Tuesday, November 15, 2011

511 5th street

If you sweep a house, and tend its fires and fill its stove, and there is love in you all the years you are doing this, then you and that house are married, that house is yours.”
― Truman Capote


If I had spent a few decades of my life on a windswept prairie, in a small farmhouse that got so dusty that it had to be dusted twice a day, I would have thought I hit the big time when I moved into town.

Especially if I had survived the depression and a war and 4 teenagers and farm life.

I am not sure, that I would, after living in a small house with my husband for all that time, want to have matching his and hers wood-hobby shops, but some husbands have a better temperament than mine and I could probably be convinced if there was a dog run with a porch swing between them.

I would have wanted a pink bathroom of my own. With creamy formica coutertops with little gold specs in them. I am not sure if my bathroom cabinets would have been as neat, but I would definitely have pink floral towels and a dixie cup holder. Got to have the dixie cup holder. I would probably have one in my husband's bathroom too, and it would be a good idea to have that by the back door, in case he came home from the filling station and was dirty, or what have you.
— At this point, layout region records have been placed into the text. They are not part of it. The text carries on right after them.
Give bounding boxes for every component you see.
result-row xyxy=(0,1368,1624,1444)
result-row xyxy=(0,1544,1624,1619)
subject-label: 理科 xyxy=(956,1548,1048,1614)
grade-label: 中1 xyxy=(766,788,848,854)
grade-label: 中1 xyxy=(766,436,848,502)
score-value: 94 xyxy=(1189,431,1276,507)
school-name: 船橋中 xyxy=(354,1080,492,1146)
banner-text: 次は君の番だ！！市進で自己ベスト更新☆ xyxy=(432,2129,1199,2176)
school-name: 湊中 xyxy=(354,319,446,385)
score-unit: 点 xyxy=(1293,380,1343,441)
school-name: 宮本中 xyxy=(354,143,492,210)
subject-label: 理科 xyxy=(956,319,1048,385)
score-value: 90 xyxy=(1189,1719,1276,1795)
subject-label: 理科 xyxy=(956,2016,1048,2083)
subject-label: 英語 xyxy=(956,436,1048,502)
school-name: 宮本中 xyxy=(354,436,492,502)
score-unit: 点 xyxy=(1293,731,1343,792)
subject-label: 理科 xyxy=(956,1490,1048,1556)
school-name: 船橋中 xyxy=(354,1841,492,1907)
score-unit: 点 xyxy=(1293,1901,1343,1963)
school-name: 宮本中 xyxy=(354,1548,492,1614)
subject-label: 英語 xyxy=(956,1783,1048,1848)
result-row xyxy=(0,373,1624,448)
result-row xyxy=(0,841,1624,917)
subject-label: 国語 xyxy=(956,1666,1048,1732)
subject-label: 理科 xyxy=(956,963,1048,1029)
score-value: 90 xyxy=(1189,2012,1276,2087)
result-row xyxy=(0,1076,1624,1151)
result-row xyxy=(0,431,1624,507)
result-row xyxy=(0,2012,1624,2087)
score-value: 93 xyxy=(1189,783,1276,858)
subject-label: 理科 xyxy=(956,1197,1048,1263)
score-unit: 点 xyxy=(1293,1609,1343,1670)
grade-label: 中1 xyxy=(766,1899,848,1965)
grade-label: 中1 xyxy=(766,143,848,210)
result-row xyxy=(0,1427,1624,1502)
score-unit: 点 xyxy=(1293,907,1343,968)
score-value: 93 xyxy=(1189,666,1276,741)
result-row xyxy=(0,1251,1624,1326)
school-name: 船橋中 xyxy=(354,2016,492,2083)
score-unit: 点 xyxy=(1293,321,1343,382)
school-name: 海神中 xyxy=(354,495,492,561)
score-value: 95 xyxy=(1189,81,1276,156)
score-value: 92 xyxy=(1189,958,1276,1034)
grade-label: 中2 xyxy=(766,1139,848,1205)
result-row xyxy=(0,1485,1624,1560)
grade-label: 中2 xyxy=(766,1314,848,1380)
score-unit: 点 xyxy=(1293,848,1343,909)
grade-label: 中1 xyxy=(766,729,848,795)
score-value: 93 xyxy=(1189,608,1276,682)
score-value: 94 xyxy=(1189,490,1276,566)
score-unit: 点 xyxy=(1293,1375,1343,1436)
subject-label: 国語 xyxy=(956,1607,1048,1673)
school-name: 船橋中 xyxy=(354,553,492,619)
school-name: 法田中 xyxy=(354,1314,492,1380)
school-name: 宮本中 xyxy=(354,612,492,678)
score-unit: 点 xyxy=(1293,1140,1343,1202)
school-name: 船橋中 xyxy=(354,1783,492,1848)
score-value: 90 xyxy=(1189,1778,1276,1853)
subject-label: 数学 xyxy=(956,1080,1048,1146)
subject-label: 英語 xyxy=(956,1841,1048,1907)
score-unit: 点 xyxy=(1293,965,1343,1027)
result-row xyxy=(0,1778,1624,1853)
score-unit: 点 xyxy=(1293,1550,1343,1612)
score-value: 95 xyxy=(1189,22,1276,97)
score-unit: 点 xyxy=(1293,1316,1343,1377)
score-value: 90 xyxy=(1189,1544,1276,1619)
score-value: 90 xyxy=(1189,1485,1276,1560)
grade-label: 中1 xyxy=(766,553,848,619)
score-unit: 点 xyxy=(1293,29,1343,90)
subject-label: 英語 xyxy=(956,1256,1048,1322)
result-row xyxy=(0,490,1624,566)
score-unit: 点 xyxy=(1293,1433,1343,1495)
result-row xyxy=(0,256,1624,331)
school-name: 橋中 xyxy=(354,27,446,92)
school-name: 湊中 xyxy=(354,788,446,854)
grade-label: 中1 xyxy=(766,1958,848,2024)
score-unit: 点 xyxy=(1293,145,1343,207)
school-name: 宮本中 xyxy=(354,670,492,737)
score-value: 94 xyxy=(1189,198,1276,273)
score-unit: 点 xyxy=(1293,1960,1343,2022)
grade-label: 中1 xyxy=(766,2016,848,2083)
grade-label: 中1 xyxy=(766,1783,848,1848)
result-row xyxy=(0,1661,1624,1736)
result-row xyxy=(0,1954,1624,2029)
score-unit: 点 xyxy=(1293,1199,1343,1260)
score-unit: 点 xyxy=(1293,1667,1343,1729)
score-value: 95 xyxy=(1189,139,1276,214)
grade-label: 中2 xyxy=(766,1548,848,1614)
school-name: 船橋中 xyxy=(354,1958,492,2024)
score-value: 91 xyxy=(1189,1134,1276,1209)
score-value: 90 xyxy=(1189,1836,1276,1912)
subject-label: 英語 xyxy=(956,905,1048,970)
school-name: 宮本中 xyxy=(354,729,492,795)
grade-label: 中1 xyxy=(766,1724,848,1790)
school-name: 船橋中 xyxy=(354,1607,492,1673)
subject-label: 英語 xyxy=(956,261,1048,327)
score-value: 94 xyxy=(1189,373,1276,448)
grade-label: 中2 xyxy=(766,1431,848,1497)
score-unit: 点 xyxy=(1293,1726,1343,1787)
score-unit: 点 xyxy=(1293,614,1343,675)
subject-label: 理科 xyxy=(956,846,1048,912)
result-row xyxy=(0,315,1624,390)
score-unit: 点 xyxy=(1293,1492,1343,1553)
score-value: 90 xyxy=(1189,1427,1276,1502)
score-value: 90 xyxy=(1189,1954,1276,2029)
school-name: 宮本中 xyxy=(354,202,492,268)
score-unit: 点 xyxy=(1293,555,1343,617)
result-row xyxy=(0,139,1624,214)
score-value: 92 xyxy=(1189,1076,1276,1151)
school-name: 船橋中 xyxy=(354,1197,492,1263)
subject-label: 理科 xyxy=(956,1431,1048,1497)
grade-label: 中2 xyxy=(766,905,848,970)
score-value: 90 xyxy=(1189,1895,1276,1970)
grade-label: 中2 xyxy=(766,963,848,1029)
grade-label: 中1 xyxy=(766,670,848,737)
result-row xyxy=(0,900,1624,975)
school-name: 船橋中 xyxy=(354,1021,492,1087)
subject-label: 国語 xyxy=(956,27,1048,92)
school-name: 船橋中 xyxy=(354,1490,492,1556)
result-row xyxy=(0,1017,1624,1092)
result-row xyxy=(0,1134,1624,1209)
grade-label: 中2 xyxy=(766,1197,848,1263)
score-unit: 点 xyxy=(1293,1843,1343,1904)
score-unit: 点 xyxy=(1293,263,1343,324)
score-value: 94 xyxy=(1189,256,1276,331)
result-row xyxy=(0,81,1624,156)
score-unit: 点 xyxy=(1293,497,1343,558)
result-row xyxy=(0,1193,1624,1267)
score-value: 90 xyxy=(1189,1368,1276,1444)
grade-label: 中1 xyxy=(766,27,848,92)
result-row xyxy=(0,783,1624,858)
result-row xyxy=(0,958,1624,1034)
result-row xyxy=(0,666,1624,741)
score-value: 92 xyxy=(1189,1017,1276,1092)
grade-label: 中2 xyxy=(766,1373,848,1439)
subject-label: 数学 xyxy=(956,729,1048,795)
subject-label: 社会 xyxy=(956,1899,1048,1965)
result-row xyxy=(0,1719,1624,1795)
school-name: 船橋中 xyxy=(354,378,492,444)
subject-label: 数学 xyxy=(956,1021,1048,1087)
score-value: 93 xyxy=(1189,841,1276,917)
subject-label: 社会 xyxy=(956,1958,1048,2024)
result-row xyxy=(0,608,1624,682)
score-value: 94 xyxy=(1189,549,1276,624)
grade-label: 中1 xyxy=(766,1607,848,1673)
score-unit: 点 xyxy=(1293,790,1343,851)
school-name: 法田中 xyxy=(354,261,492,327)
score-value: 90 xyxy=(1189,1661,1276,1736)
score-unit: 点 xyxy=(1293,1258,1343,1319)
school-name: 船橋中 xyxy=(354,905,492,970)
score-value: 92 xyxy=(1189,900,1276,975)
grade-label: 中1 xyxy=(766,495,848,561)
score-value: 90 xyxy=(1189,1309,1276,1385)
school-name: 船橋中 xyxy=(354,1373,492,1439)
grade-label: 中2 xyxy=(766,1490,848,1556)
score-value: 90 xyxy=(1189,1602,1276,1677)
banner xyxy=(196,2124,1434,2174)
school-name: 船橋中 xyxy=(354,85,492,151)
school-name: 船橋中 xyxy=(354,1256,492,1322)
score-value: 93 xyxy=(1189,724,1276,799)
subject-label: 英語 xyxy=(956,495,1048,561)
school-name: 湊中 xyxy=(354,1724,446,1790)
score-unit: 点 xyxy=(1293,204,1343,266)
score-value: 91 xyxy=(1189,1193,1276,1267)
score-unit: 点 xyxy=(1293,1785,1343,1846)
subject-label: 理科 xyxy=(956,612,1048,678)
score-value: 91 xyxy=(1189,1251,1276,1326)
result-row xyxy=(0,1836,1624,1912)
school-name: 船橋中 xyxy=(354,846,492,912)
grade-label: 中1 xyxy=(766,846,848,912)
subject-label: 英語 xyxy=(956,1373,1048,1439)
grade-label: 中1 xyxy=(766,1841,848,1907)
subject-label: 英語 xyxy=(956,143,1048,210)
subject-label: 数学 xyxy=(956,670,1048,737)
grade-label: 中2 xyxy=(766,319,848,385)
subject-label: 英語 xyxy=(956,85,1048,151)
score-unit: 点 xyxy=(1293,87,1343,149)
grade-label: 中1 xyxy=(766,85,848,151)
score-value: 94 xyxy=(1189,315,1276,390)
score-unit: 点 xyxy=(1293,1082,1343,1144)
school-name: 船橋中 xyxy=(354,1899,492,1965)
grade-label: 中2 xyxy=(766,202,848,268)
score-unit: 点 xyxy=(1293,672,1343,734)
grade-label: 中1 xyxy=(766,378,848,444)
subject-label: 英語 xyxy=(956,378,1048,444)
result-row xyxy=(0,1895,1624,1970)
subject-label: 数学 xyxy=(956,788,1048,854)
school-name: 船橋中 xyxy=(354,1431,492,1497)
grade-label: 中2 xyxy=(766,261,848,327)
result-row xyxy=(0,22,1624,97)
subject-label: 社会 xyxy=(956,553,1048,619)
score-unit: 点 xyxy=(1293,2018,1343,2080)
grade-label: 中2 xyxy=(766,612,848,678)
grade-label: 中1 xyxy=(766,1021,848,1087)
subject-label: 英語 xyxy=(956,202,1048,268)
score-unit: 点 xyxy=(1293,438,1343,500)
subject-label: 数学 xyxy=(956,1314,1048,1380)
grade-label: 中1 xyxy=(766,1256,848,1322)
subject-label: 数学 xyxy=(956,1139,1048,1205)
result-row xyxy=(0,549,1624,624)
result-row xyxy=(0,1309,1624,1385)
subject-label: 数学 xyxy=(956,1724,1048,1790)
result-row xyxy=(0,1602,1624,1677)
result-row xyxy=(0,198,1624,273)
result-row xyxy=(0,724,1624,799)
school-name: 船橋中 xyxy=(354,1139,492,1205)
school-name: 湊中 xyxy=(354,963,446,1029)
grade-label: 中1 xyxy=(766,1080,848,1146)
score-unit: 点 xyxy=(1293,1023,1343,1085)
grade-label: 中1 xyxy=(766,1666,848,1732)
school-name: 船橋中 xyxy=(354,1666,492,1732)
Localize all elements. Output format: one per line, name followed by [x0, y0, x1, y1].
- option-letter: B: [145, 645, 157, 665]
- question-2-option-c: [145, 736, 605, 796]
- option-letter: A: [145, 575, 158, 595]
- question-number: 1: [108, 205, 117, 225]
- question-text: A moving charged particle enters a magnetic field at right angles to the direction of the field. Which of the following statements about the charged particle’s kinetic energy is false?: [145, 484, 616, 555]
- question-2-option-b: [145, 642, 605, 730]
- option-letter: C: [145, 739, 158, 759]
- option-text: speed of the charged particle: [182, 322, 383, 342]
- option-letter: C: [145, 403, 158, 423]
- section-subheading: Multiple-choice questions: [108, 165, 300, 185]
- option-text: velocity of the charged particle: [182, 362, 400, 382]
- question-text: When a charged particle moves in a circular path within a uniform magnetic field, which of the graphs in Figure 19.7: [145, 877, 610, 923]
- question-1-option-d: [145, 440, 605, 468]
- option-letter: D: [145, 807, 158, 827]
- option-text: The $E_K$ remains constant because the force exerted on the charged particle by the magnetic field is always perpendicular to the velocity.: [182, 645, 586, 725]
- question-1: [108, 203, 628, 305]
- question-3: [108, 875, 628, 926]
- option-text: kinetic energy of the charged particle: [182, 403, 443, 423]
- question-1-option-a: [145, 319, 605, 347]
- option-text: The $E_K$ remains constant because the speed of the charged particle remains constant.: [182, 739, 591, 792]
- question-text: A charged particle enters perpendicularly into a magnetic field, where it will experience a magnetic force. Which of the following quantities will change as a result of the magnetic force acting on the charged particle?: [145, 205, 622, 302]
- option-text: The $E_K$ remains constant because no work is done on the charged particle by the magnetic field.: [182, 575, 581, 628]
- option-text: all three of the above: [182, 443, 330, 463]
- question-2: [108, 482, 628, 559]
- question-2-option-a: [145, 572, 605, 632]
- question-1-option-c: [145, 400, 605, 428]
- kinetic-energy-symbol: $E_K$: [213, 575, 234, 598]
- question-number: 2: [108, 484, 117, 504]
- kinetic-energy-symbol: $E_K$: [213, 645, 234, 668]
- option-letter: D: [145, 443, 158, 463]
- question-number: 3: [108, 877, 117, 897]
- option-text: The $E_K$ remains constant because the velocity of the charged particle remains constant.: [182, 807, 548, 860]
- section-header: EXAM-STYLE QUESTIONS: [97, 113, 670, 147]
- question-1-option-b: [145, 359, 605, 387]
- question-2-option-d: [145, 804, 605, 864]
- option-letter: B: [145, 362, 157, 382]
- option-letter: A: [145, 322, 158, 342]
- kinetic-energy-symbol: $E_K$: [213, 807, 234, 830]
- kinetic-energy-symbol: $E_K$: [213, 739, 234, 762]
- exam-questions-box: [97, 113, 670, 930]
And don't you know I would have a green house. I'd have to have a place for my fiddle leaf fig. And my geraniums--more people kill geraniums by loving them to death, just leave those plants alone.

Not sure about the red shag carpeting. But what we think of red shag carpeting is what people will some day think of stainless steel appliances. Why anyone would want one of those cold things in their home is beyond me. E-gad.

I would have a guest room, but also fold out sofas and a murphy bed. I was invited to stay somewhere once where they didn't have a bed for me and, well, that just ain't cricket, folks. So I would have lots of places to sit and be comfortable.

And a little table for the grandkids to sit at and make paper dolls. And a little blue bear.

Now, after having spent years in the kitchen cooking and never getting to be part of the fun, I would probably have what they call nowadays "great rooms" I'd just call it good sense. I would keep little depression glass goblets on the windowsill too, because when the sun shines on them, it makes them ever prettier.

Yes, not many people are lucky enough to get to build their dreamhouse. Especially after so long on the farm. Some people start out with a nice house--but where is the fun in that? I probably would think about it a lot while I was on the farm. Especially that summer my son and I accidentally shared a toothbrush in that 'ol durn bathroom.

And even when I was in it, I would always be tinkering with it, because a house is never done, not really.

Of course, 20 years is a long time to live in it all alone. A mighty long time. But I think I would fight like hell to keep it. Because it was our dream house.

And because I am stubborn and somewhat impractical. And I can't respect anyone that can't hold a grudge.